Chances are you are reading this article on some sort of computer device. As technologically advanced as that machine may be, it wouldn't exist without the metals and mining industry. In fact, according to the National Mining Association there are 66 individual minerals that are used to build a typical computer. Everything from copper, silver, aluminum, and even gold can be found in the average computer, along with a number of minerals and materials most of us have neither heard of nor can pronounce. Needless to say, the metals and mining industry is vitally important to our technologically advanced society.
What is the metals and mining industry?
The metals and mining industry covers a lot of ground, literally. It is a broad term that refers to the companies mining and processing metals and minerals like copper, aluminum, silver and coal. The companies that take the raw metals ores and minerals out of the ground are also known as the upstream segment of the metals and mining industry. While the midstream and downstream segments take the raw materials produced and converts them into manufacturing feedstocks as well as end products. The largest segment within the metals and mining industry is iron and steel, with the aluminum industry next in line.
How big is the metals and mining industry?
In the U.S. alone more than 14,000 companies mine for coal, metal ores, and other nonmetallic minerals. The industry is estimated to support 2.1 million jobs and contributes $232 billion to GDP.
Worldwide, however, the mining industry is even bigger. South Africa, for example, derives 18% of its GDP from mining and holds an estimated $2.5 trillion worth of mineral reserves. South Africa is the biggest producer of platinum and the world's fifth largest coal producer. Russia is another large mining country as it produces 15% of the world's iron ore and is the third largest exporter of coal. It derives 33% of its GDP from mining. Finally, Australia is another country that heavily relies on its mining industry, which produces 10% of its GDP. Australia contributed 30% of the world's bauxite, which is used in aluminum production, and 15% of the world's nickel supply. Because mining is such a big industry around the world investors need to have a global approach to mining investments.
How does the metals and mining industry work?
The metals and mining industry is very capital intensive, meaning the industry needs to spend a lot of money to construct mines and build production facilities. It also uses a lot of water and chemicals to separate the minerals from rocks and other minerals. In the U.S. alone the mining industry accounts for about 1% of the country's total water consumption.

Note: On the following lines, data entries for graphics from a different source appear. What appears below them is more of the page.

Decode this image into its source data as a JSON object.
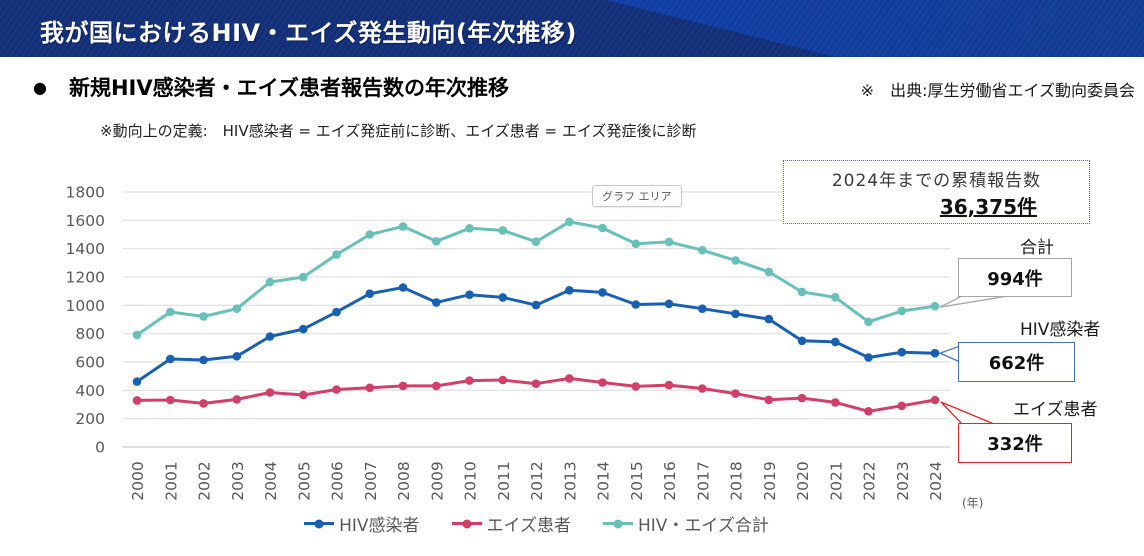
{
  "header": {
    "title": "我が国におけるHIV・エイズ発生動向(年次推移)"
  },
  "heading": {
    "bullet": "●",
    "title": "新規HIV感染者・エイズ患者報告数の年次推移",
    "source": "※　出典:厚生労働省エイズ動向委員会",
    "definition": "※動向上の定義:　HIV感染者 = エイズ発症前に診断、エイズ患者 = エイズ発症後に診断"
  },
  "chart_tooltip": "グラフ エリア",
  "annotation": {
    "line1": "2024年までの累積報告数",
    "line2": "36,375件"
  },
  "callouts": [
    {
      "label": "合計",
      "value": "994件",
      "color": "#a6a6a6"
    },
    {
      "label": "HIV感染者",
      "value": "662件",
      "color": "#4472c4"
    },
    {
      "label": "エイズ患者",
      "value": "332件",
      "color": "#e02525"
    }
  ],
  "axis_unit": "(年)",
  "legend": [
    {
      "label": "HIV感染者",
      "color": "#1a60b2"
    },
    {
      "label": "エイズ患者",
      "color": "#d23f68"
    },
    {
      "label": "HIV・エイズ合計",
      "color": "#68c0b8"
    }
  ],
  "chart_data": {
    "type": "line",
    "title": "新規HIV感染者・エイズ患者報告数の年次推移",
    "x": [
      2000,
      2001,
      2002,
      2003,
      2004,
      2005,
      2006,
      2007,
      2008,
      2009,
      2010,
      2011,
      2012,
      2013,
      2014,
      2015,
      2016,
      2017,
      2018,
      2019,
      2020,
      2021,
      2022,
      2023,
      2024
    ],
    "series": [
      {
        "name": "HIV感染者",
        "color": "#1a60b2",
        "values": [
          462,
          621,
          614,
          640,
          780,
          832,
          952,
          1082,
          1126,
          1021,
          1075,
          1056,
          1002,
          1106,
          1091,
          1006,
          1011,
          976,
          940,
          903,
          750,
          742,
          632,
          669,
          662
        ]
      },
      {
        "name": "エイズ患者",
        "color": "#d23f68",
        "values": [
          329,
          332,
          308,
          336,
          385,
          367,
          406,
          418,
          431,
          431,
          469,
          473,
          447,
          484,
          455,
          428,
          437,
          413,
          377,
          333,
          345,
          315,
          252,
          291,
          332
        ]
      },
      {
        "name": "HIV・エイズ合計",
        "color": "#68c0b8",
        "values": [
          791,
          953,
          922,
          976,
          1165,
          1199,
          1358,
          1500,
          1557,
          1452,
          1544,
          1529,
          1449,
          1590,
          1546,
          1434,
          1448,
          1389,
          1317,
          1236,
          1095,
          1057,
          884,
          960,
          994
        ]
      }
    ],
    "ylim": [
      0,
      1800
    ],
    "ytick_step": 200,
    "grid": true,
    "legend_position": "bottom",
    "xlabel_unit": "年",
    "cumulative_total_2024": 36375
  }
}
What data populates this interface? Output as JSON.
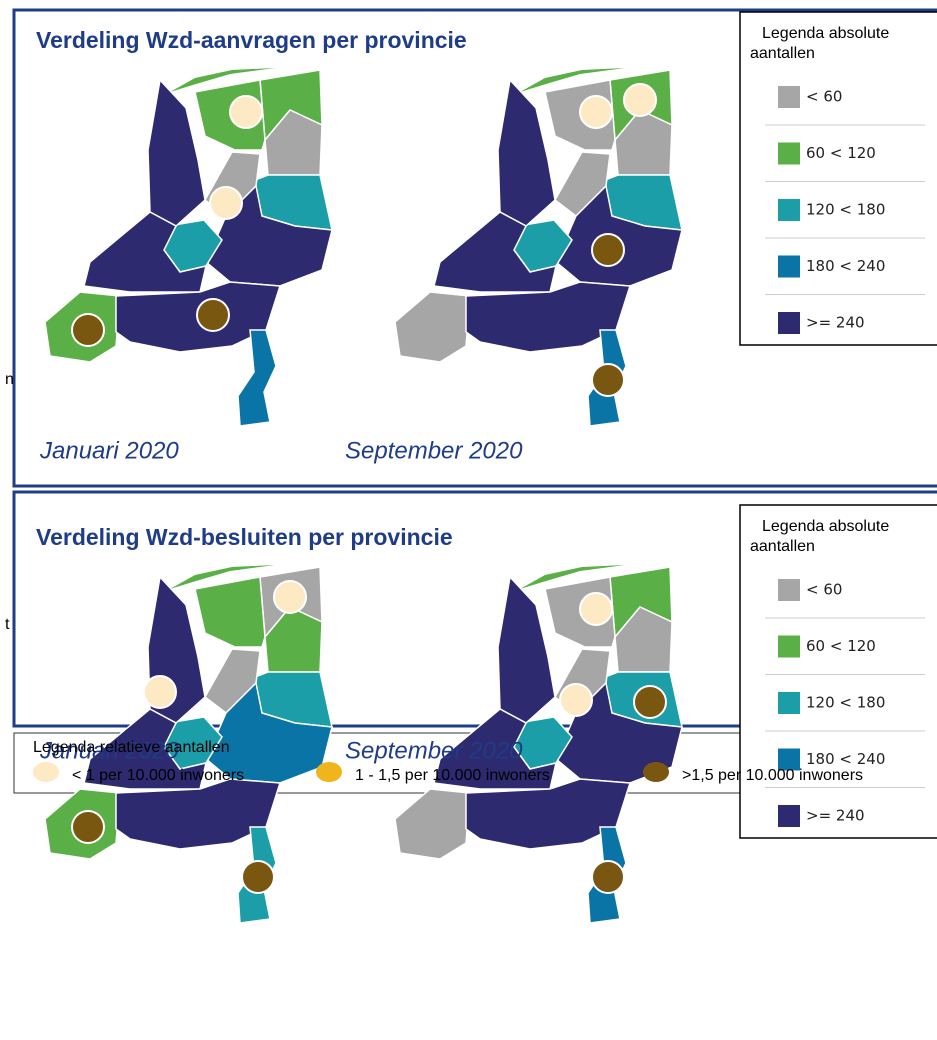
{
  "panels": [
    {
      "title": "Verdeling Wzd-aanvragen per provincie",
      "maps": [
        {
          "label": "Januari 2020",
          "region_colors": [
            "#5aaf47",
            "#5aaf47",
            "#a6a6a6",
            "#1b9ea7",
            "#a6a6a6",
            "#2d2a6f",
            "#1b9ea7",
            "#2d2a6f",
            "#2d2a6f",
            "#5aaf47",
            "#2d2a6f",
            "#0a74a6"
          ],
          "dot_colors": [
            null,
            "#fde9c3",
            null,
            null,
            "#fde9c3",
            null,
            null,
            null,
            null,
            "#7a5710",
            "#7a5710",
            null
          ]
        },
        {
          "label": "September 2020",
          "region_colors": [
            "#5aaf47",
            "#a6a6a6",
            "#a6a6a6",
            "#1b9ea7",
            "#a6a6a6",
            "#2d2a6f",
            "#1b9ea7",
            "#2d2a6f",
            "#2d2a6f",
            "#a6a6a6",
            "#2d2a6f",
            "#0a74a6"
          ],
          "dot_colors": [
            "#fde9c3",
            "#fde9c3",
            null,
            null,
            null,
            "#7a5710",
            null,
            null,
            null,
            null,
            null,
            "#7a5710"
          ]
        }
      ],
      "legend": {
        "title_lines": [
          "Legenda absolute",
          "aantallen"
        ],
        "items": [
          {
            "label": "< 60",
            "color": "#a6a6a6"
          },
          {
            "label": "60 < 120",
            "color": "#5aaf47"
          },
          {
            "label": "120 < 180",
            "color": "#1b9ea7"
          },
          {
            "label": "180 < 240",
            "color": "#0a74a6"
          },
          {
            "label": ">= 240",
            "color": "#2d2a6f"
          }
        ]
      }
    },
    {
      "title": "Verdeling Wzd-besluiten per provincie",
      "maps": [
        {
          "label": "Januari 2020",
          "region_colors": [
            "#a6a6a6",
            "#5aaf47",
            "#5aaf47",
            "#1b9ea7",
            "#a6a6a6",
            "#0a74a6",
            "#1b9ea7",
            "#2d2a6f",
            "#2d2a6f",
            "#5aaf47",
            "#2d2a6f",
            "#1b9ea7"
          ],
          "dot_colors": [
            "#fde9c3",
            null,
            null,
            null,
            null,
            null,
            null,
            "#fde9c3",
            null,
            "#7a5710",
            null,
            "#7a5710"
          ]
        },
        {
          "label": "September 2020",
          "region_colors": [
            "#5aaf47",
            "#a6a6a6",
            "#a6a6a6",
            "#1b9ea7",
            "#a6a6a6",
            "#2d2a6f",
            "#1b9ea7",
            "#2d2a6f",
            "#2d2a6f",
            "#a6a6a6",
            "#2d2a6f",
            "#0a74a6"
          ],
          "dot_colors": [
            null,
            "#fde9c3",
            null,
            "#7a5710",
            "#fde9c3",
            null,
            null,
            null,
            null,
            null,
            null,
            "#7a5710"
          ]
        }
      ],
      "legend": {
        "title_lines": [
          "Legenda absolute",
          "aantallen"
        ],
        "items": [
          {
            "label": "< 60",
            "color": "#a6a6a6"
          },
          {
            "label": "60 < 120",
            "color": "#5aaf47"
          },
          {
            "label": "120 < 180",
            "color": "#1b9ea7"
          },
          {
            "label": "180 < 240",
            "color": "#0a74a6"
          },
          {
            "label": ">= 240",
            "color": "#2d2a6f"
          }
        ]
      }
    }
  ],
  "relative_legend": {
    "title": "Legenda relatieve aantallen",
    "items": [
      {
        "label": "< 1 per 10.000 inwoners",
        "color": "#fde9c3"
      },
      {
        "label": "1 - 1,5 per 10.000 inwoners",
        "color": "#f0b41c"
      },
      {
        "label": ">1,5 per 10.000 inwoners",
        "color": "#7a5710"
      }
    ]
  },
  "side_fragments": [
    "n",
    "t"
  ]
}
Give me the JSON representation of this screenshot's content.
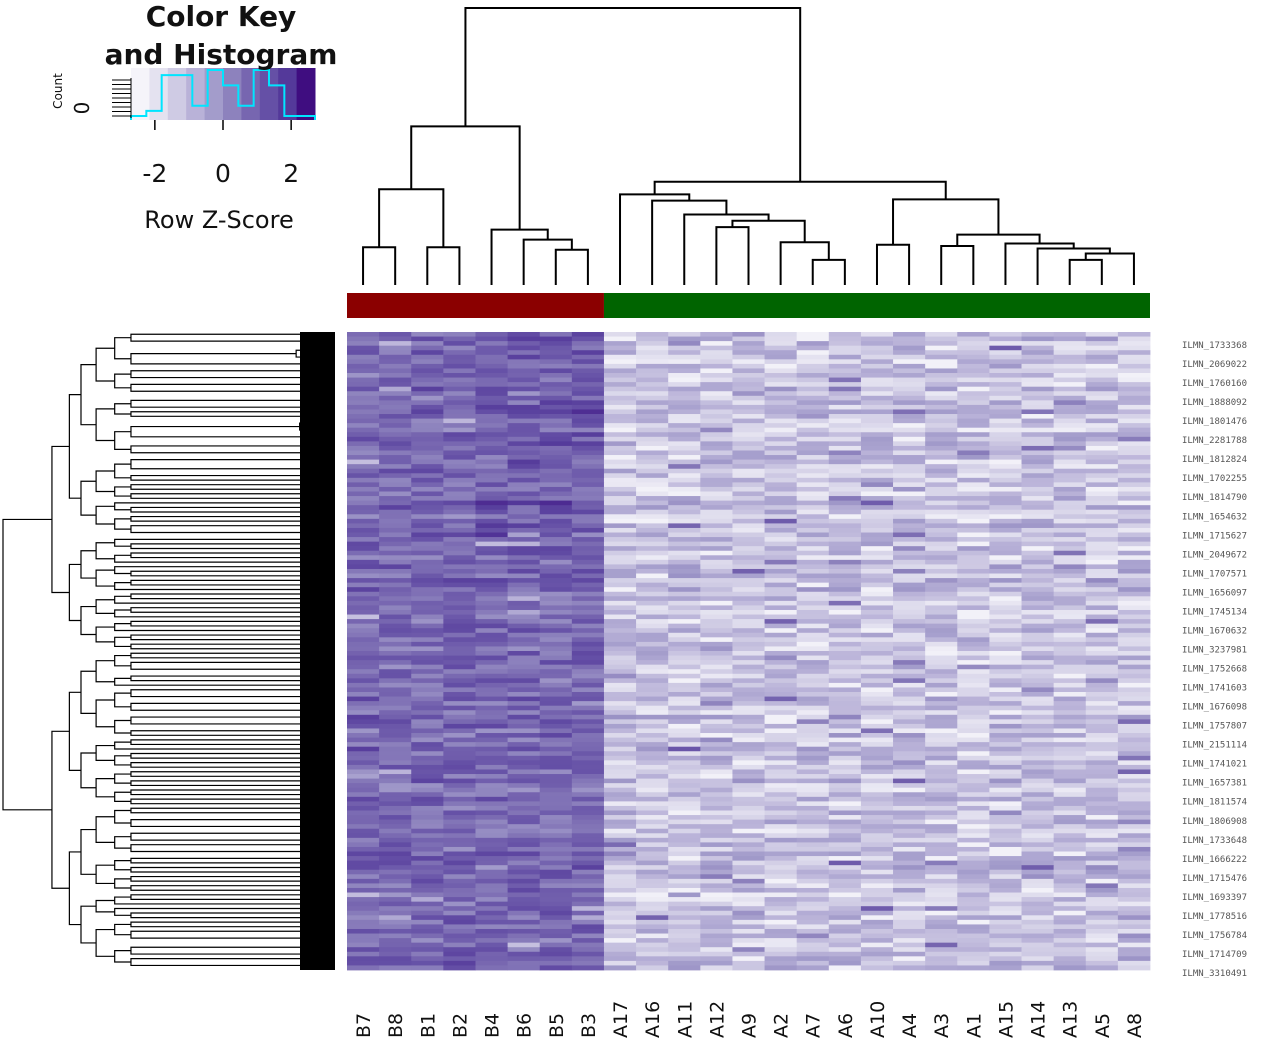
{
  "chart_data": {
    "type": "heatmap",
    "key": {
      "title_line1": "Color Key",
      "title_line2": "and Histogram",
      "xlabel": "Row Z-Score",
      "ylabel": "Count",
      "ytick": "0",
      "xticks": [
        "-2",
        "0",
        "2"
      ],
      "xlim": [
        -2.7,
        2.7
      ],
      "palette": [
        "#f5f4fa",
        "#e4e2f0",
        "#cfcbe4",
        "#b9b2d8",
        "#a39ccb",
        "#8d82bd",
        "#7766b0",
        "#6550a6",
        "#54399a",
        "#3f0d80"
      ],
      "histogram_color": "#00e5ff",
      "histogram": [
        0,
        1,
        8,
        8,
        2,
        9,
        6,
        2,
        9,
        6,
        0,
        0
      ]
    },
    "columns": [
      "B7",
      "B8",
      "B1",
      "B2",
      "B4",
      "B6",
      "B5",
      "B3",
      "A17",
      "A16",
      "A11",
      "A12",
      "A9",
      "A2",
      "A7",
      "A6",
      "A10",
      "A4",
      "A3",
      "A1",
      "A15",
      "A14",
      "A13",
      "A5",
      "A8"
    ],
    "groups": [
      {
        "columns": [
          "B7",
          "B8",
          "B1",
          "B2",
          "B4",
          "B6",
          "B5",
          "B3"
        ],
        "color": "#8b0000"
      },
      {
        "columns": [
          "A17",
          "A16",
          "A11",
          "A12",
          "A9",
          "A2",
          "A7",
          "A6",
          "A10",
          "A4",
          "A3",
          "A1",
          "A15",
          "A14",
          "A13",
          "A5",
          "A8"
        ],
        "color": "#006400"
      }
    ],
    "row_labels": [
      "ILMN_1733368",
      "ILMN_2069022",
      "ILMN_1760160",
      "ILMN_1888092",
      "ILMN_1801476",
      "ILMN_2281788",
      "ILMN_1812824",
      "ILMN_1702255",
      "ILMN_1814790",
      "ILMN_1654632",
      "ILMN_1715627",
      "ILMN_2049672",
      "ILMN_1707571",
      "ILMN_1656097",
      "ILMN_1745134",
      "ILMN_1670632",
      "ILMN_3237981",
      "ILMN_1752668",
      "ILMN_1741603",
      "ILMN_1676098",
      "ILMN_1757807",
      "ILMN_2151114",
      "ILMN_1741021",
      "ILMN_1657381",
      "ILMN_1811574",
      "ILMN_1806908",
      "ILMN_1733648",
      "ILMN_1666222",
      "ILMN_1715476",
      "ILMN_1693397",
      "ILMN_1778516",
      "ILMN_1756784",
      "ILMN_1714709",
      "ILMN_3310491"
    ],
    "n_rows": 140,
    "column_dendrogram": {
      "leaves": [
        "B7",
        "B8",
        "B1",
        "B2",
        "B4",
        "B6",
        "B5",
        "B3",
        "A17",
        "A16",
        "A11",
        "A12",
        "A9",
        "A2",
        "A7",
        "A6",
        "A10",
        "A4",
        "A3",
        "A1",
        "A15",
        "A14",
        "A13",
        "A5",
        "A8"
      ],
      "merges": [
        [
          -1,
          -2,
          1.5
        ],
        [
          -3,
          -4,
          1.5
        ],
        [
          -7,
          -8,
          1.4
        ],
        [
          -6,
          3,
          1.8
        ],
        [
          -5,
          4,
          2.2
        ],
        [
          1,
          2,
          3.8
        ],
        [
          5,
          6,
          6.3
        ],
        [
          -23,
          -24,
          1.0
        ],
        [
          -25,
          8,
          1.25
        ],
        [
          -22,
          9,
          1.45
        ],
        [
          -21,
          10,
          1.65
        ],
        [
          -19,
          -20,
          1.55
        ],
        [
          12,
          11,
          2.0
        ],
        [
          -17,
          -18,
          1.6
        ],
        [
          14,
          13,
          3.4
        ],
        [
          -15,
          -16,
          1.0
        ],
        [
          -14,
          16,
          1.7
        ],
        [
          -12,
          -13,
          2.3
        ],
        [
          18,
          17,
          2.55
        ],
        [
          -11,
          19,
          2.8
        ],
        [
          -10,
          20,
          3.35
        ],
        [
          -9,
          21,
          3.6
        ],
        [
          22,
          15,
          4.1
        ],
        [
          7,
          23,
          11.0
        ]
      ],
      "top_height": 11.0
    },
    "row_dendrogram": {
      "split_level_fractions": [
        0.0,
        0.12,
        0.27,
        0.37,
        0.5,
        0.66,
        0.8
      ]
    },
    "high_expression_group": "B",
    "low_expression_group": "A"
  }
}
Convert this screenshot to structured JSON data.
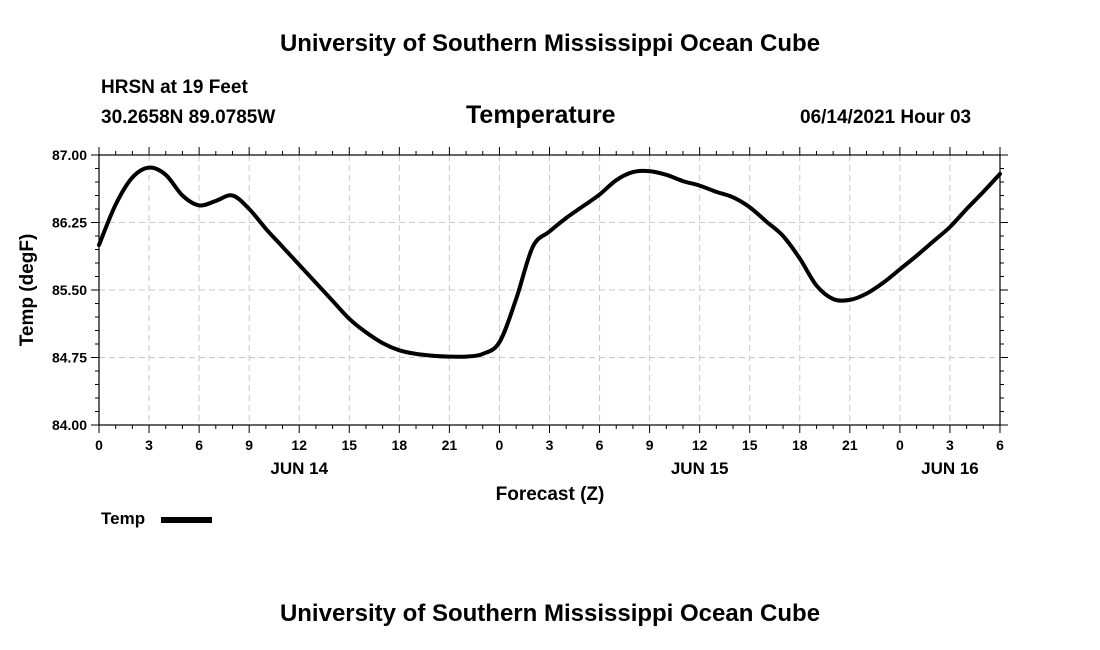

It takes a very long time to bring a new mine online; in some cases it can take more than a decade from discovery to production. Because of this production growth can be rather lumpy. Further, miners are notorious for spending lots of money to expand capacity during boom times only to have those capacity expansions come online right as the underlying commodity price is crashing, which tends to exacerbate the problem.
That being said, because of the high fixed costs, the metals and mining industry can achieve exceptional operating leverage during boom times. This creates tremendous profitability and strong returns for investors.
What are the drivers of the metals and mining industry?
The metals and mining industry is driven by supply and demand, which in turn drives the commodity prices underlying the industry. Economic growth is vital in supporting the metals and mining industry as most products derived from metals or minerals have long useful lives. If new products are not in demand due to growth then the demand for metals and minerals falls off a cliff. Because of this the metals and mining industry is very cyclical in nature and tends to have extreme boom and bust cycles.
Currently the biggest driver of economic growth in the world is China. In fact, according to analysts at Wood Mackenzie, China will be the single largest consumer of base metals like aluminum, copper, and zinc by 2017. While demand growth in China has slowed from the double digit growth rates of earlier in the decade, its demand growth is still expected to be about 5%-8% per year. Because of this China is expected to account for 52% of the 117 megaton base metal demand in 2017, up from 46% of the 96 megaton market from 2013.
China is clearly a big focus within the metals and mining industry. But the overall health of the global economy also will factor into the industry's outlook. If the global growth outlook weakens it will have a significant impact on the metals and mining industry. Demand for metals doesn't just weaken during recessionary periods, it can dry up altogether. But if global growth exceeds expectations it will be a real boom for the metals and mining industry. Moreover, thanks to its fixed costs the industry will generate large profits for investors during those boom times.